The UK government has announced that people who have had two doses of the Covid vaccine will be able travel into England from ‘amber’ countries without quarantining, although they will still need to be tested. Jenny Southan reports
From July 19, 2021, returning UK residents who have been double vaccinated will no longer need to quarantine in England if they are coming from a country on the “amber” list. (Those coming from “green” list countries are already exempt, although those travelling from “red” list countries will still need to self-isolate in a designated hotel.)
However, they will still need to pay for PCR tests before leaving and on day two of their arrival back in England. This is an improvement, though, on the requirement to self-isolate and pay for additional tests on day eight (and day five, which is optional as part of the “Test to Release” scheme).
How do people prove they have been double jabbed? They will need to be able to show their status on the NHS app or via a letter obtained from their GP by calling 119 in advance.
Secretary of State for Transport, Grant Shapps, said a full vaccination means “14 days have passed since your final dose of the vaccine” – and only vaccines given by the UK National Health Service will count, meaning people who have been vaccinated overseas will not benefit from the exemption.
Shapps said: “In essence, this means that for fully vaccinated travellers the requirements for green and amber list countries are the same.” Scotland and Wales are yet to decide whether or not the will adopt the same rules as England.
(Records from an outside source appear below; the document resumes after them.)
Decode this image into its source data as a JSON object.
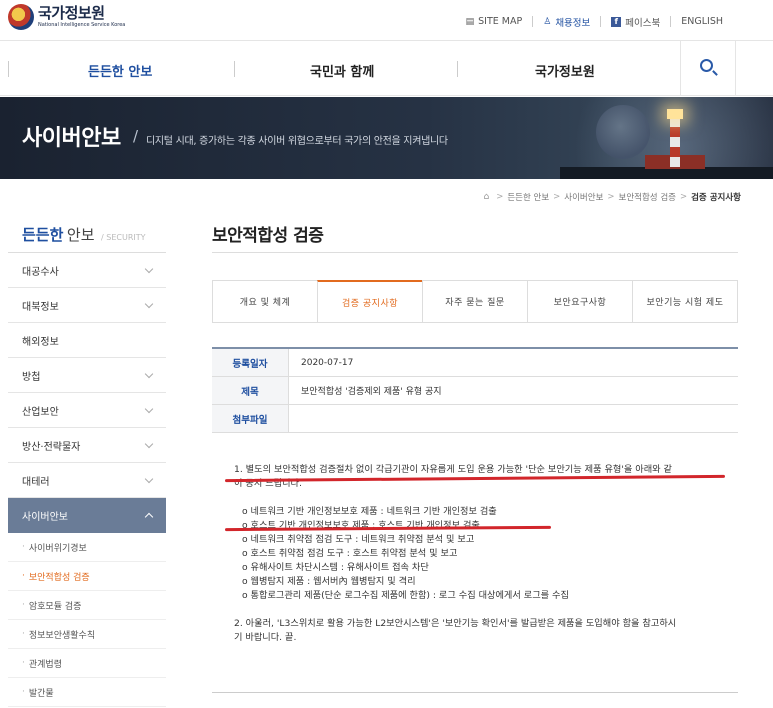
{
  "header": {
    "logo_title": "국가정보원",
    "logo_sub": "National Intelligence Service Korea",
    "util": [
      {
        "icon": "sitemap-icon",
        "glyph": "▤",
        "label": "SITE MAP"
      },
      {
        "icon": "person-icon",
        "glyph": "♙",
        "label": "채용정보"
      },
      {
        "icon": "facebook-icon",
        "glyph": "f",
        "label": "페이스북"
      },
      {
        "icon": "",
        "glyph": "",
        "label": "ENGLISH"
      }
    ]
  },
  "gnb": {
    "menus": [
      "든든한 안보",
      "국민과 함께",
      "국가정보원"
    ],
    "active_index": 0,
    "search_icon": "search-icon"
  },
  "hero": {
    "title": "사이버안보",
    "slash": "/",
    "description": "디지털 시대, 증가하는 각종 사이버 위협으로부터 국가의 안전을 지켜냅니다"
  },
  "breadcrumb": {
    "home_icon": "home-icon",
    "items": [
      "든든한 안보",
      "사이버안보",
      "보안적합성 검증"
    ],
    "current": "검증 공지사항"
  },
  "sidebar": {
    "title_strong": "든든한",
    "title_rest": "안보",
    "title_en": "/ SECURITY",
    "items": [
      {
        "label": "대공수사",
        "has_chevron": true
      },
      {
        "label": "대북정보",
        "has_chevron": true
      },
      {
        "label": "해외정보",
        "has_chevron": false
      },
      {
        "label": "방첩",
        "has_chevron": true
      },
      {
        "label": "산업보안",
        "has_chevron": true
      },
      {
        "label": "방산·전략물자",
        "has_chevron": true
      },
      {
        "label": "대테러",
        "has_chevron": true
      }
    ],
    "open_item": "사이버안보",
    "sub_items": [
      {
        "label": "사이버위기경보",
        "active": false
      },
      {
        "label": "보안적합성 검증",
        "active": true
      },
      {
        "label": "암호모듈 검증",
        "active": false
      },
      {
        "label": "정보보안생활수칙",
        "active": false
      },
      {
        "label": "관계법령",
        "active": false
      },
      {
        "label": "발간물",
        "active": false
      }
    ]
  },
  "content": {
    "page_title": "보안적합성 검증",
    "tabs": [
      {
        "label": "개요 및 체계",
        "active": false
      },
      {
        "label": "검증 공지사항",
        "active": true
      },
      {
        "label": "자주 묻는 질문",
        "active": false
      },
      {
        "label": "보안요구사항",
        "active": false
      },
      {
        "label": "보안기능 시험 제도",
        "active": false
      }
    ],
    "info": [
      {
        "th": "등록일자",
        "td": "2020-07-17"
      },
      {
        "th": "제목",
        "td": "보안적합성 '검증제외 제품' 유형 공지"
      },
      {
        "th": "첨부파일",
        "td": ""
      }
    ],
    "paragraph1_line1": "1. 별도의 보안적합성 검증절차 없이 각급기관이 자유롭게 도입 운용 가능한 '단순 보안기능 제품 유형'을 아래와 같",
    "paragraph1_line2": "이 공지 드립니다.",
    "list": [
      "o 네트워크 기반 개인정보보호 제품 : 네트워크 기반 개인정보 검출",
      "o 호스트 기반 개인정보보호 제품 : 호스트 기반 개인정보 검출",
      "o 네트워크 취약점 점검 도구 : 네트워크 취약점 분석 및 보고",
      "o 호스트 취약점 점검 도구 : 호스트 취약점 분석 및 보고",
      "o 유해사이트 차단시스템 : 유해사이트 접속 차단",
      "o 웹병탐지 제품 : 웹서버內 웹병탐지 및 격리",
      "o 통합로그관리 제품(단순 로그수집 제품에 한함) : 로그 수집 대상에게서 로그를 수집"
    ],
    "paragraph2_line1": "2. 아울러, 'L3스위치로 활용 가능한 L2보안시스템'은 '보안기능 확인서'를 발급받은 제품을 도입해야 함을 참고하시",
    "paragraph2_line2": "기 바랍니다. 끝."
  },
  "colors": {
    "brand_blue": "#1f4fa0",
    "active_orange": "#e26b1f",
    "annotation_red": "#d2262b",
    "sidebar_open_bg": "#6a7c97"
  }
}
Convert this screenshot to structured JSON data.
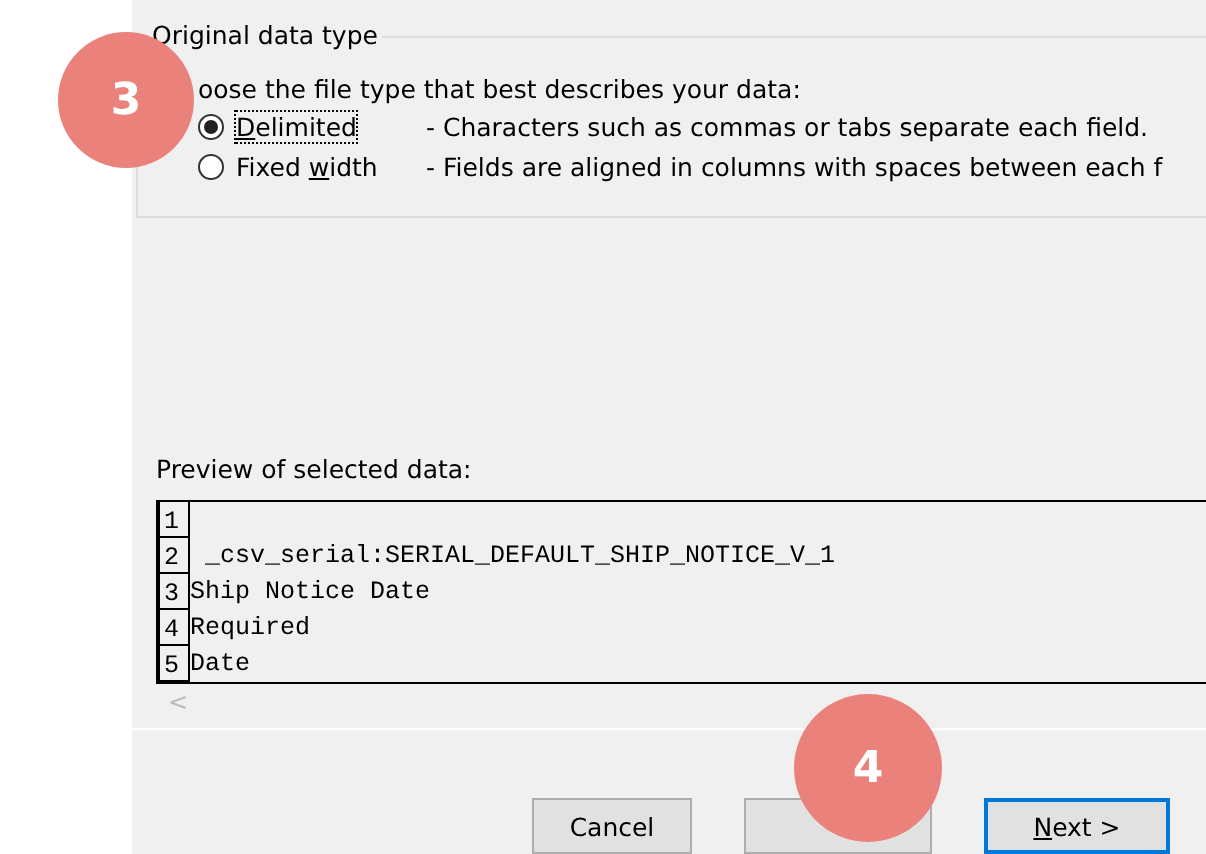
{
  "group_title": "Original data type",
  "prompt": "oose the file type that best describes your data:",
  "file_types": [
    {
      "access_key": "D",
      "label_after": "elimited",
      "description": "- Characters such as commas or tabs separate each field.",
      "selected": true
    },
    {
      "label_before": "Fixed ",
      "access_key": "w",
      "label_after": "idth",
      "description": "- Fields are aligned in columns with spaces between each f",
      "selected": false
    }
  ],
  "preview_label": "Preview of selected data:",
  "preview_rows": [
    {
      "number": "1"
    },
    {
      "number": "2",
      "text": " _csv_serial:SERIAL_DEFAULT_SHIP_NOTICE_V_1"
    },
    {
      "number": "3",
      "text": "Ship Notice Date"
    },
    {
      "number": "4",
      "text": "Required"
    },
    {
      "number": "5",
      "text": "Date"
    }
  ],
  "scroll_left": "<",
  "buttons": [
    {
      "kind": "plain",
      "label_before": "Cancel"
    },
    {
      "kind": "hidden"
    },
    {
      "kind": "default",
      "access_key": "N",
      "label_after": "ext >"
    }
  ],
  "badges": [
    {
      "kind": "top",
      "label": "3"
    },
    {
      "kind": "bottom",
      "label": "4"
    }
  ]
}
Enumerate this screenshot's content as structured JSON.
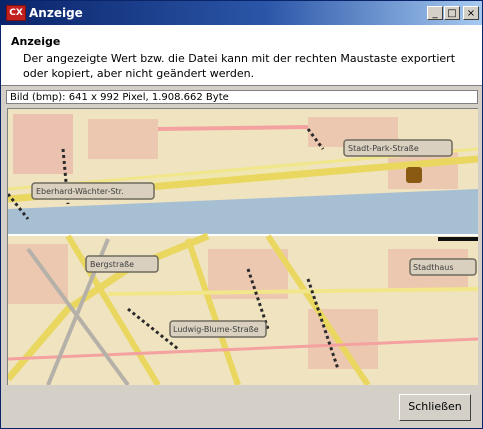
{
  "window": {
    "title": "Anzeige",
    "app_icon_text": "CX",
    "controls": {
      "minimize": "_",
      "maximize": "□",
      "close": "×"
    }
  },
  "header": {
    "title": "Anzeige",
    "description": "Der angezeigte Wert bzw. die Datei kann mit der rechten Maustaste exportiert oder kopiert, aber nicht geändert werden."
  },
  "image_info": "Bild (bmp): 641 x 992 Pixel, 1.908.662 Byte",
  "map": {
    "labels": [
      "Bergstraße",
      "Eberhard-Wächter-Str.",
      "Ludwig-Blume-Straße",
      "Stadthaus",
      "Stadt-Park-Straße"
    ]
  },
  "footer": {
    "close_label": "Schließen"
  }
}
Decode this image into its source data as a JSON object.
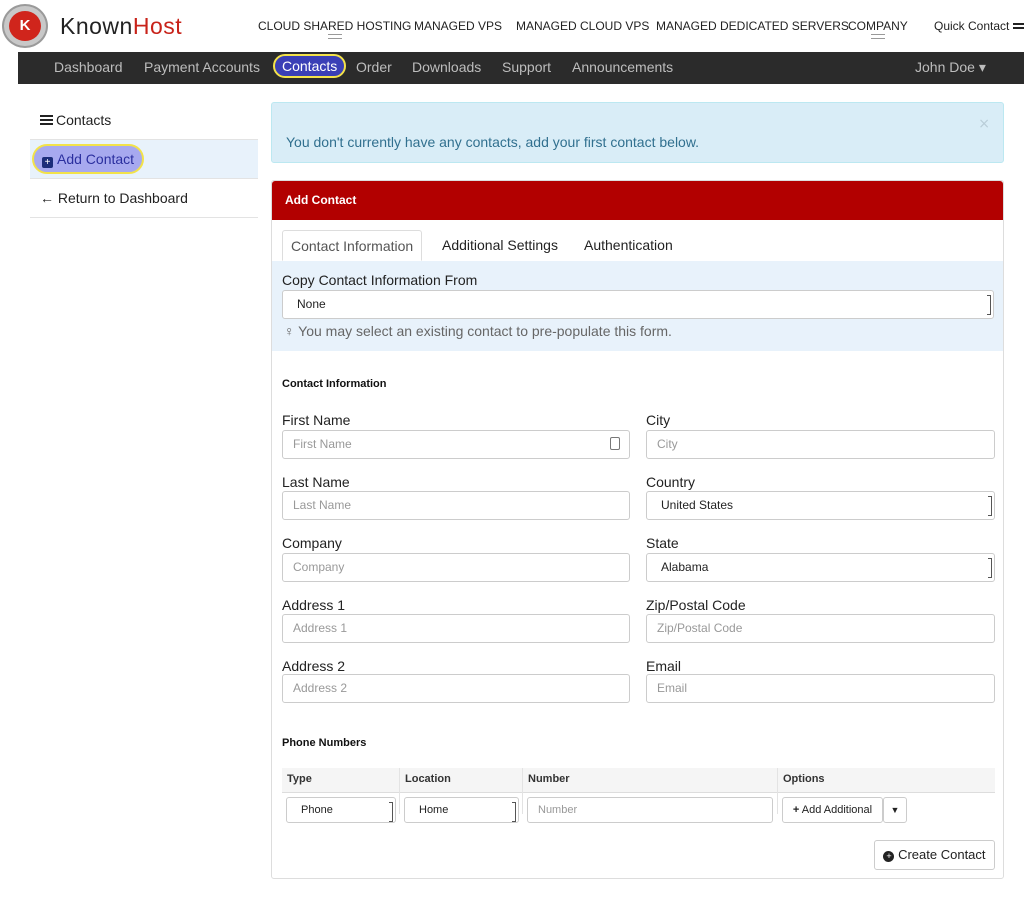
{
  "brand": {
    "logo_text": "K",
    "known": "Known",
    "host": "Host"
  },
  "top_nav": [
    "CLOUD SHARED HOSTING",
    "MANAGED VPS",
    "MANAGED CLOUD VPS",
    "MANAGED DEDICATED SERVERS",
    "COMPANY"
  ],
  "quick_contact": "Quick Contact",
  "main_nav": [
    "Dashboard",
    "Payment Accounts",
    "Contacts",
    "Order",
    "Downloads",
    "Support",
    "Announcements"
  ],
  "user_menu": "John Doe ▾",
  "sidebar": {
    "items": [
      {
        "label": "Contacts"
      },
      {
        "label": "Add Contact"
      },
      {
        "label": "Return to Dashboard"
      }
    ]
  },
  "alert": {
    "text": "You don't currently have any contacts, add your first contact below.",
    "close": "×"
  },
  "panel": {
    "title": "Add Contact",
    "tabs": [
      "Contact Information",
      "Additional Settings",
      "Authentication"
    ]
  },
  "copy": {
    "label": "Copy Contact Information From",
    "value": "None",
    "hint": "You may select an existing contact to pre-populate this form."
  },
  "contact_info": {
    "title": "Contact Information",
    "first_name": {
      "label": "First Name",
      "placeholder": "First Name"
    },
    "last_name": {
      "label": "Last Name",
      "placeholder": "Last Name"
    },
    "company": {
      "label": "Company",
      "placeholder": "Company"
    },
    "address1": {
      "label": "Address 1",
      "placeholder": "Address 1"
    },
    "address2": {
      "label": "Address 2",
      "placeholder": "Address 2"
    },
    "city": {
      "label": "City",
      "placeholder": "City"
    },
    "country": {
      "label": "Country",
      "value": "United States"
    },
    "state": {
      "label": "State",
      "value": "Alabama"
    },
    "zip": {
      "label": "Zip/Postal Code",
      "placeholder": "Zip/Postal Code"
    },
    "email": {
      "label": "Email",
      "placeholder": "Email"
    }
  },
  "phones": {
    "title": "Phone Numbers",
    "headers": [
      "Type",
      "Location",
      "Number",
      "Options"
    ],
    "type": "Phone",
    "location": "Home",
    "number_placeholder": "Number",
    "add_label": "Add Additional"
  },
  "create_label": "Create Contact",
  "colors": {
    "accent": "#b20000",
    "nav_bg": "#2b2b2b",
    "highlight": "#f3e24a",
    "info_bg": "#d9edf7"
  }
}
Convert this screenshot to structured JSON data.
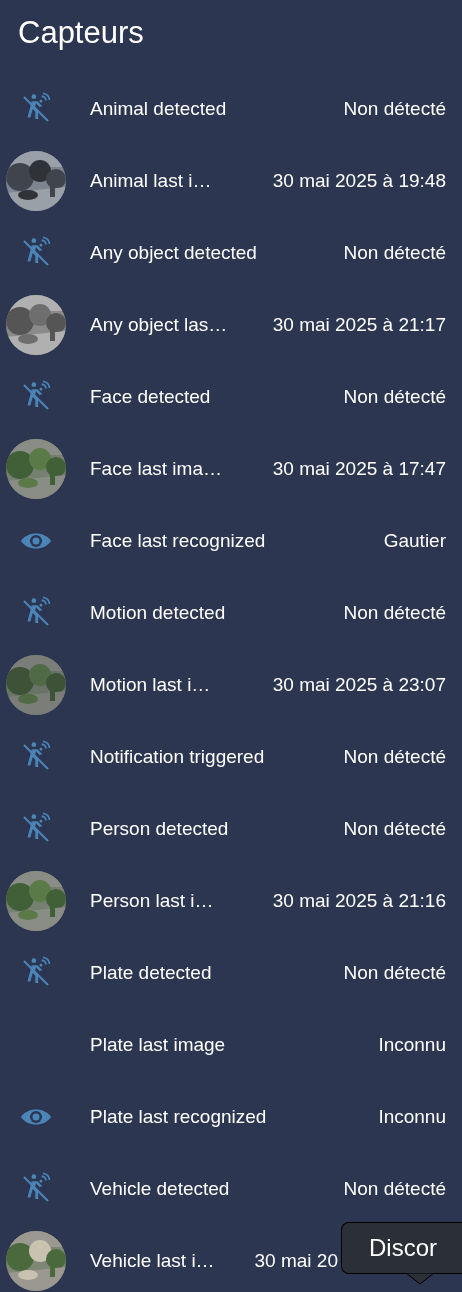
{
  "title": "Capteurs",
  "rows": [
    {
      "kind": "motion",
      "label": "Animal detected",
      "value": "Non détecté"
    },
    {
      "kind": "picture",
      "label": "Animal last i…",
      "value": "30 mai 2025 à 19:48"
    },
    {
      "kind": "motion",
      "label": "Any object detected",
      "value": "Non détecté"
    },
    {
      "kind": "picture",
      "label": "Any object las…",
      "value": "30 mai 2025 à 21:17"
    },
    {
      "kind": "motion",
      "label": "Face detected",
      "value": "Non détecté"
    },
    {
      "kind": "picture",
      "label": "Face last ima…",
      "value": "30 mai 2025 à 17:47"
    },
    {
      "kind": "eye",
      "label": "Face last recognized",
      "value": "Gautier"
    },
    {
      "kind": "motion",
      "label": "Motion detected",
      "value": "Non détecté"
    },
    {
      "kind": "picture",
      "label": "Motion last i…",
      "value": "30 mai 2025 à 23:07"
    },
    {
      "kind": "motion",
      "label": "Notification triggered",
      "value": "Non détecté"
    },
    {
      "kind": "motion",
      "label": "Person detected",
      "value": "Non détecté"
    },
    {
      "kind": "picture",
      "label": "Person last i…",
      "value": "30 mai 2025 à 21:16"
    },
    {
      "kind": "motion",
      "label": "Plate detected",
      "value": "Non détecté"
    },
    {
      "kind": "none",
      "label": "Plate last image",
      "value": "Inconnu"
    },
    {
      "kind": "eye",
      "label": "Plate last recognized",
      "value": "Inconnu"
    },
    {
      "kind": "motion",
      "label": "Vehicle detected",
      "value": "Non détecté"
    },
    {
      "kind": "picture",
      "label": "Vehicle last i…",
      "value": "30 mai 20"
    }
  ],
  "tooltip": "Discor"
}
On July 19, government guidance that people should not travel to amber list countries will be removed but it should be noted that amber list countries could still turn red, which means even “Vaccine VIPs” will still be playing “holiday roulette”.
At the moment, countries on the amber list include France, Spain, Italy, Japan, Mexico, Morocco, Thailand, Sweden and the US.
However, consumers also need to check the rules that each of these countries apply before travelling as some require quarantines on arrival or are even (in the case of the US) banning tourists from the UK.
Virginia Messina, senior vice-president for the World Travel and Tourism Council, commented on the news, saying: “Holidaymakers and the travel and tourism sector will breathe a sigh of relief now that quarantine-free holidays have been given the green light by the government for those that have been fully jabbed.
“While it’s a step in the right direction, there is still a long way to go before holidays become truly affordable – and accessible. The requirement for PCR tests to return from amber list countries will remain, pricing out many hard-working families from being able to take holidays abroad.
“And though it’s great news for the double jabbed and under-18’s who also are exempt from quarantines, it still leaves more than one in three UK adults who’ve only received a single dose, forced into quarantine when they arrive back in the UK from an amber list country.
“Countries must take a co-ordinated and harmonised approach and align policies to avoid confusion among holidaymakers who need easy to understand rules and regulations more than ever before.”
Meanwhile, David Trunkfield, hospitality and leisure leader at PwC UK, says: “Today’s announcement provides further clarity for consumers who have been left unsure by recent advice on travelling. The removal of the need to quarantine for those who are fully vaccinated and returning from amber list countries will be welcomed by many, and should provide a much needed boost to the industry; however, [in a survey we conducted earlier in June 2021] consumers said quarantine was not the only barrier to travel.
“Fear of getting Covid, changing government guidance and the need for testing, as well as possible destination restrictions, continue to hamper bookings for holidays abroad in 2021 and will continue to factor into decision making.
“Whilst we found that younger consumers are the most willing to travel, adults under 35 are least likely to be fully vaccinated and therefore the removal of the need to quarantine will not benefit them in the short term. Nevertheless, today’s news should lead to an increase for outbound bookings, with the prospect of a stronger market into September and beyond.”